Die meisten Finanzierungsabsagen liegen nicht an Ihrer Idee. Verschiedene Investorentypen spezialisieren sich auf Unternehmen in unterschiedlichen Phasen. Zu pitchen, ohne den passenden Investor im Fokus zu haben, verschwendet die Zeit aller Beteiligten.
Wir haben diesen detaillierten Leitfaden erstellt, um Ihnen zu helfen, die richtigen Investoren für jede Phase Ihrer Entwicklung zu identifizieren und anzusprechen. Erfahren Sie, wie Sie die Bedürfnisse Ihres Startups mit den Erwartungen der Investoren in Einklang bringen – von Business Angels, die Pre-Seed-Startups unterstützen, bis hin zu Venture-Capital-Gesellschaften, die Growth-Stage-Unternehmen finanzieren.
Startup-Phasen und Investorentypen verstehen
Was die einzelnen Startup-Phasen definiert
Die Entwicklungsphase Ihres Startups bestimmt, welche Investoren Ihren Pitch in Betracht ziehen. Jede Phase steht für einen eigenen Entwicklungsschritt mit spezifischen Umsatzniveaus, Teamgrößen und Reifegraden des Unternehmens.
Early-Stage-Unternehmen konzentrieren sich auf die Entwicklung von Prototypen, Markttests und den Aufbau eines Kundenstamms.
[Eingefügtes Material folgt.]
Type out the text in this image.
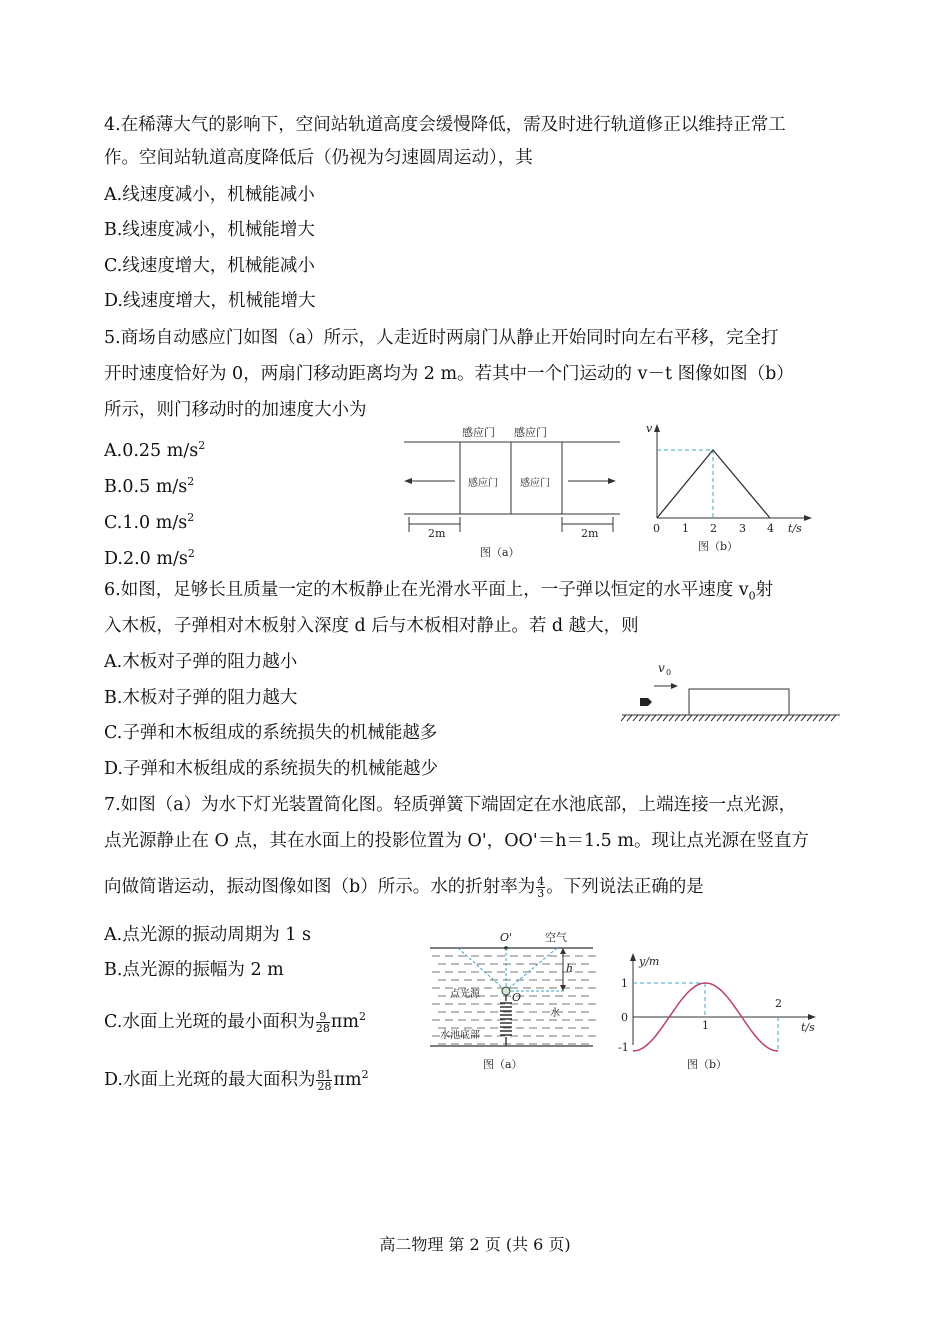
4.在稀薄大气的影响下，空间站轨道高度会缓慢降低，需及时进行轨道修正以维持正常工
作。空间站轨道高度降低后（仍视为匀速圆周运动），其
A.线速度减小，机械能减小
B.线速度减小，机械能增大
C.线速度增大，机械能减小
D.线速度增大，机械能增大
5.商场自动感应门如图（a）所示，人走近时两扇门从静止开始同时向左右平移，完全打
开时速度恰好为 0，两扇门移动距离均为 2 m。若其中一个门运动的 v－t 图像如图（b）
所示，则门移动时的加速度大小为
A.0.25 $m/s^2$
B.0.5 $m/s^2$
C.1.0 $m/s^2$
D.2.0 $m/s^2$
感应门 感应门
感应门 感应门
2m	2m
图（a）
v
0 1 2 3 4 t/s
图（b）
6.如图，足够长且质量一定的木板静止在光滑水平面上，一子弹以恒定的水平速度 $v_0$射
入木板，子弹相对木板射入深度 d 后与木板相对静止。若 d 越大，则
A.木板对子弹的阻力越小
B.木板对子弹的阻力越大
C.子弹和木板组成的系统损失的机械能越多
D.子弹和木板组成的系统损失的机械能越少
v 0
7.如图（a）为水下灯光装置简化图。轻质弹簧下端固定在水池底部，上端连接一点光源，
点光源静止在 O 点，其在水面上的投影位置为 O'，OO'＝h＝1.5 m。现让点光源在竖直方
向做简谐运动，振动图像如图（b）所示。水的折射率为 $\frac{4}{3}$ 。下列说法正确的是
A.点光源的振动周期为 1 s
B.点光源的振幅为 2 m
C.水面上光斑的最小面积为 $\frac{9}{28} \pi m^2$
D.水面上光斑的最大面积为 $\frac{81}{28} \pi m^2$
O'	空气
h
O
点光源
水
水池底部
图（a）
y/m
1
0
-1
1
2
t/s
图（b）
高二物理 第 2 页 (共 6 页)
Umsätze sind zu diesem Zeitpunkt oft minimal oder gar nicht vorhanden [1]. In dieser Phase stellen in der Regel Business Angels, Friends & Family oder Crowdfunding-Plattformen Kapital bereit [1].
Growth-Stage-Unternehmen haben ihren Product-Market Fit bewiesen und erzielen erste Umsätze. Marktzugkraft wird sichtbar. Der Fokus verschiebt sich hin zu Skalierung und Erschließung größerer Zielgruppen [1]. Venture-Capital-Gesellschaften und Akzeleratoren liefern in dieser Phase die nötigen Ressourcen für Marktexpansion und -durchdringung [1].
Late-Stage-Unternehmen sind Marktführer mit stabilen, starken Umsatzströmen. Der Fokus liegt auf der Sicherung des Wachstums und dem Ausbau der Marktführerschaft [1]. Private-Equity-Gesellschaften und institutionelle Investoren stellen das Kapital bereit, um diese Marktführerschaft zu sichern und neue Potenziale zu erschließen [1].
Die Venture-Phase bietet Möglichkeiten zur Kapitalaufnahme, zum Aufbau von Vertriebsteams, zur Festlegung der Gesellschafterstruktur sowie zur Forcierung von Forschung und Entwicklung – unter Einhaltung steuerlicher Rahmenbedingungen [2]. Darauf folgt Growth Equity: Unternehmen skalieren ihren Betrieb, etablieren Go-to-Market-Strategien, tätigen M&A-Transaktionen, entwickeln neue Angebote und expandieren global [2].
Die verschiedenen Investorentypen im Überblick
Business Angels sind vermögende Privatpersonen, die ihr eigenes Kapital in Startups investieren. Im Jahr 2023 gab es in den USA 422.350 aktive Business Angels [3], von denen die meisten als akkreditierte Investoren gelten. Viele sind selbst aktive oder ehemalige Gründer [3]. In der Seed-Phase investieren Angels typischerweise 25.000 bis 250.000 US-Dollar pro Deal [1]. Größere Angels und Angel-Netzwerke können Tickets von bis zu 500.000 US-Dollar zeichnen [4].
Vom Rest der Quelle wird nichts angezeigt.